Consciente de su deplorable aspecto, se dirigió al recepcionista con actitud desafiante, reclamó el teléfono para hacer una o dos llamadas y preguntó si en su ausencia había habido alguna visita o alguna llamada.

– ¿Alguna? ¡Hombre, si desde que se inscribió usted en el hotel, esto parece el baile de la Bombilla!

Las peripecias de la jornada habían agotado las energías del inglés. Sintiéndose desfallecer, pidió al recepcionista un vaso de agua. El recepcionista sacó un botijo de debajo del mostrador y se lo dio. El agua fresca con aroma de anís le devolvió la vida.

– No debería extralimitarse -dijo el recepcionista en un tono que aunaba la ironía con un deje de ternura. Y acto seguido enumeró las idas y venidas-. Primero la gachí se largó con el churumbel y se llevó sus cosas. Si eran sus cosas de ella o las de usted, no es asunto mío. Luego vino aquel señorito del otro día, el gracioso de la pistola. En viendo que usted no estaba, se fue malhumorado sin decir oste ni moste. Volverá. Y hace una hora o poco más compareció el señor del primer día.

– ¿El primer día?

– Con tanto trasiego, lo habrá olvidado. El primer día de estar usted en el hotel vino a por usted un señor muy elegante, extranjero por más señas. Hablaba un castellano fetén. Demostró gran interés por usted, pero luego no volvió. Hasta hoy. Su ausencia le ha contrariado mucho y ha dejado un número de teléfono y el ruego de que le llamase en cuanto viniese.

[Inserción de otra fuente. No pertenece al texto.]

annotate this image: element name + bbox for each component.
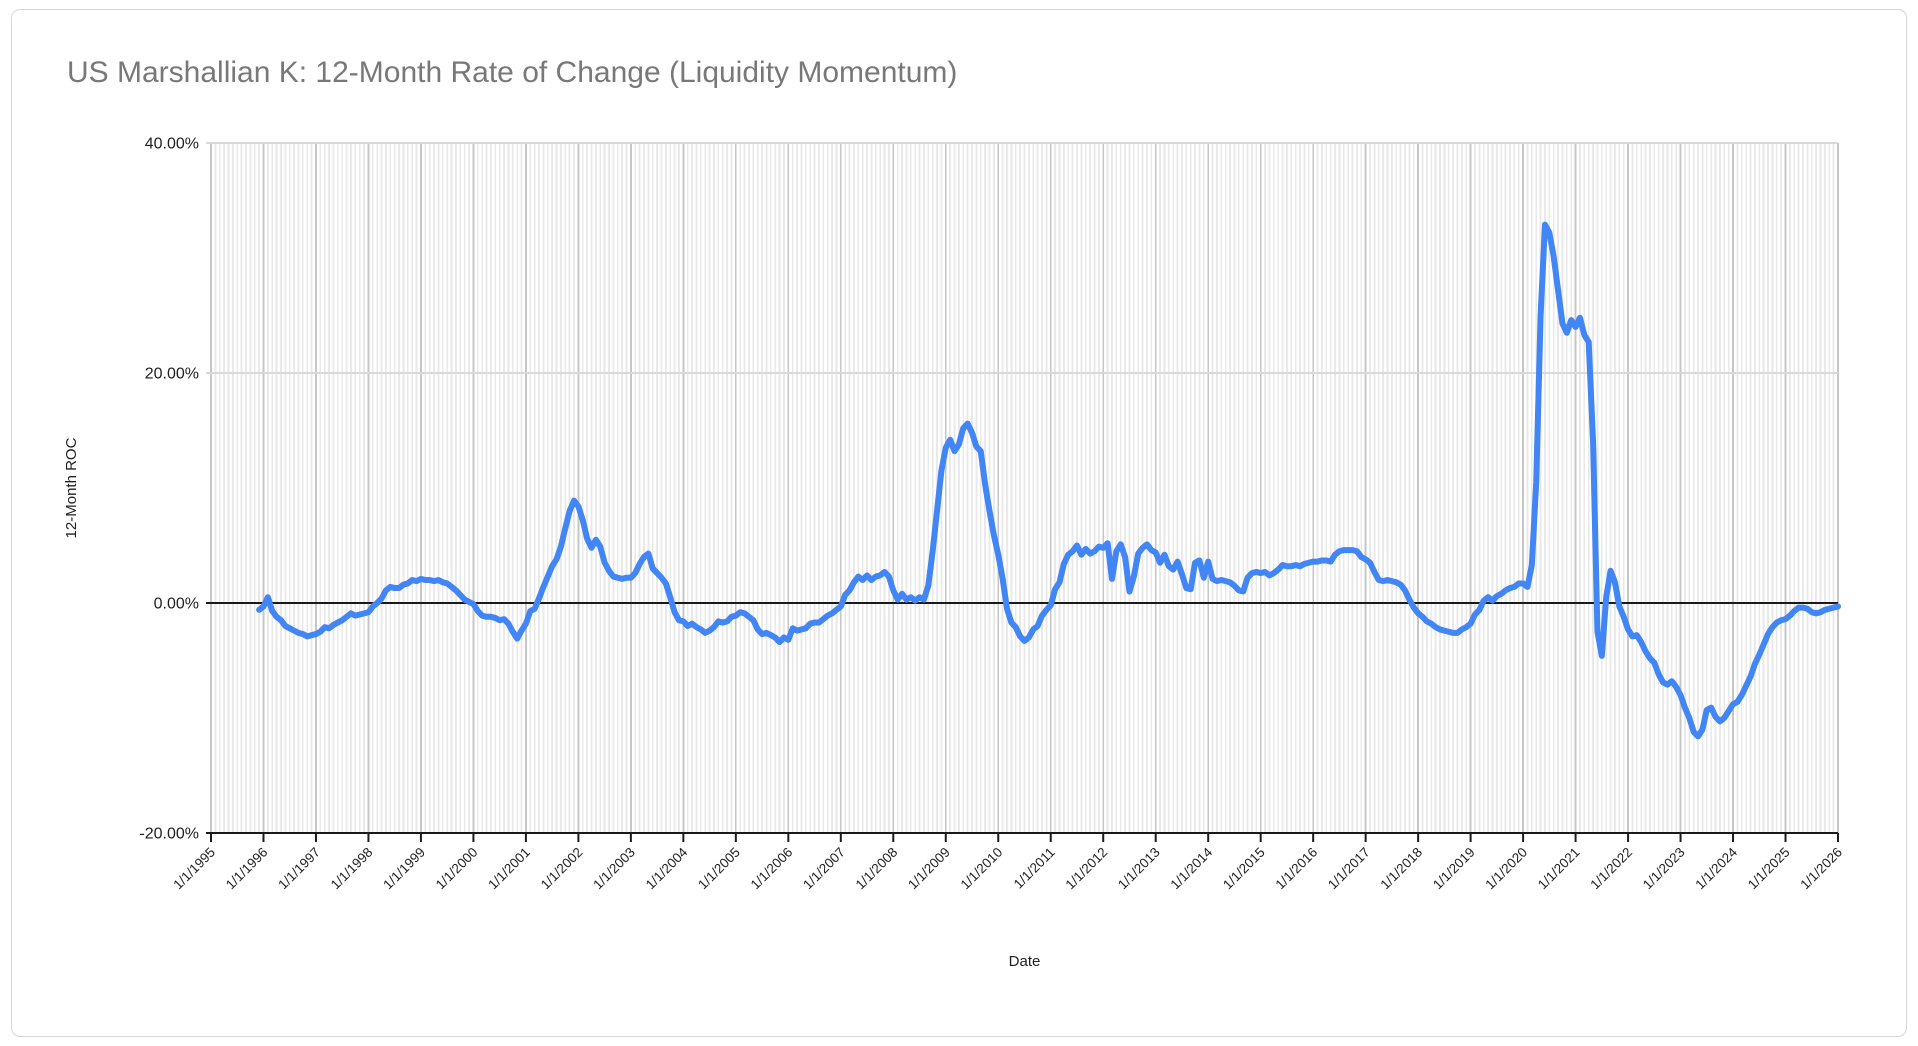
y-axis-labels: 40.00% 20.00% 0.00% -20.00% bbox=[139, 136, 199, 843]
x-tick-label: 1/1/2004 bbox=[643, 844, 691, 892]
chart-title: US Marshallian K: 12-Month Rate of Chang… bbox=[67, 56, 958, 89]
x-tick-label: 1/1/2008 bbox=[853, 845, 901, 893]
x-tick-label: 1/1/2007 bbox=[800, 845, 848, 893]
x-tick-label: 1/1/2015 bbox=[1220, 845, 1268, 893]
y-tick-label: 20.00% bbox=[145, 366, 199, 383]
x-axis-title: Date bbox=[1009, 953, 1041, 970]
x-tick-label: 1/1/2002 bbox=[538, 845, 586, 893]
x-tick-label: 1/1/2020 bbox=[1482, 845, 1530, 893]
x-tick-label: 1/1/2012 bbox=[1063, 845, 1111, 893]
horizontal-gridlines bbox=[206, 142, 1838, 374]
x-tick-label: 1/1/2006 bbox=[748, 845, 796, 893]
y-tick-label: 0.00% bbox=[154, 596, 199, 613]
x-tick-label: 1/1/2019 bbox=[1430, 845, 1478, 893]
roc-line-series bbox=[256, 221, 1841, 740]
x-tick-label: 1/1/2023 bbox=[1640, 845, 1688, 893]
x-axis-labels: 1/1/1995 1/1/1996 1/1/1997 1/1/1998 1/1/1999… bbox=[170, 844, 1845, 892]
x-tick-label: 1/1/2005 bbox=[695, 845, 743, 893]
x-tick-label: 1/1/2016 bbox=[1273, 845, 1321, 893]
monthly-gridlines bbox=[214, 143, 1835, 833]
x-tick-label: 1/1/1998 bbox=[328, 845, 376, 893]
y-tick-label: -20.00% bbox=[139, 826, 199, 843]
x-tick-label: 1/1/1999 bbox=[380, 845, 428, 893]
x-tick-label: 1/1/1997 bbox=[275, 845, 323, 893]
x-tick-label: 1/1/2026 bbox=[1797, 845, 1845, 893]
x-tick-label: 1/1/1995 bbox=[170, 845, 218, 893]
y-axis-title: 12-Month ROC bbox=[63, 437, 80, 538]
y-tick-label: 40.00% bbox=[145, 136, 199, 153]
x-tick-label: 1/1/2025 bbox=[1745, 845, 1793, 893]
x-tick-label: 1/1/2013 bbox=[1115, 845, 1163, 893]
x-tick-label: 1/1/2001 bbox=[485, 845, 533, 893]
yearly-gridlines bbox=[210, 143, 1839, 833]
x-tick-label: 1/1/2022 bbox=[1587, 845, 1635, 893]
x-tick-label: 1/1/1996 bbox=[223, 845, 271, 893]
x-tick-label: 1/1/2017 bbox=[1325, 845, 1373, 893]
x-tick-label: 1/1/2014 bbox=[1168, 844, 1216, 892]
x-tick-label: 1/1/2024 bbox=[1692, 844, 1740, 892]
x-tick-label: 1/1/2011 bbox=[1011, 845, 1058, 892]
x-tick-label: 1/1/2010 bbox=[958, 845, 1006, 893]
x-tick-label: 1/1/2000 bbox=[433, 845, 481, 893]
x-tick-label: 1/1/2003 bbox=[590, 845, 638, 893]
x-tick-label: 1/1/2009 bbox=[905, 845, 953, 893]
x-tick-label: 1/1/2018 bbox=[1377, 845, 1425, 893]
x-tick-label: 1/1/2021 bbox=[1535, 845, 1583, 893]
x-axis-ticks bbox=[210, 833, 1839, 842]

– ¿Y no ha dejado dicho su nombre?

– No. Sólo ha dejado el número de teléfono y un perfume de sarasa que de poco me da algo.

Anthony recordó la misteriosa visita y también haberla mencionado a Harry Parker en una de sus entrevistas. El diplomático dijo no saber nada de ella. Tal vez mentía. La única forma de salir de dudas era llamando al número anotado por el anónimo visitante. Decidió aplazar la llamada a Harry Parker hasta después, por si de la otra llamada surgía un aspecto nuevo de la cuestión. En cuanto a Guillermo del Valle, lo mejor era no hacer nada. En aquel momento le traía sin cuidado lo que pudiera suceder en el seno de la Falange y no sentía el menor deseo de establecer nuevos contactos con la familia del duque de la Igualada.

Al número que le había dado el recepcionista respondió una voz velada, trémula e irreconocible. Al identificarse Anthony Whitelands, el otro se pasó al inglés.

– He de verle con urgencia -dijo-. Por teléfono no es prudente hablar. Le espero dentro de una hora en Chicote. No avise a nadie. Venga solo.

– ¿Cómo le reconoceré?

– Yo le reconoceré a usted. Y usted a mí también. En una hora. Chicote. He de colgar.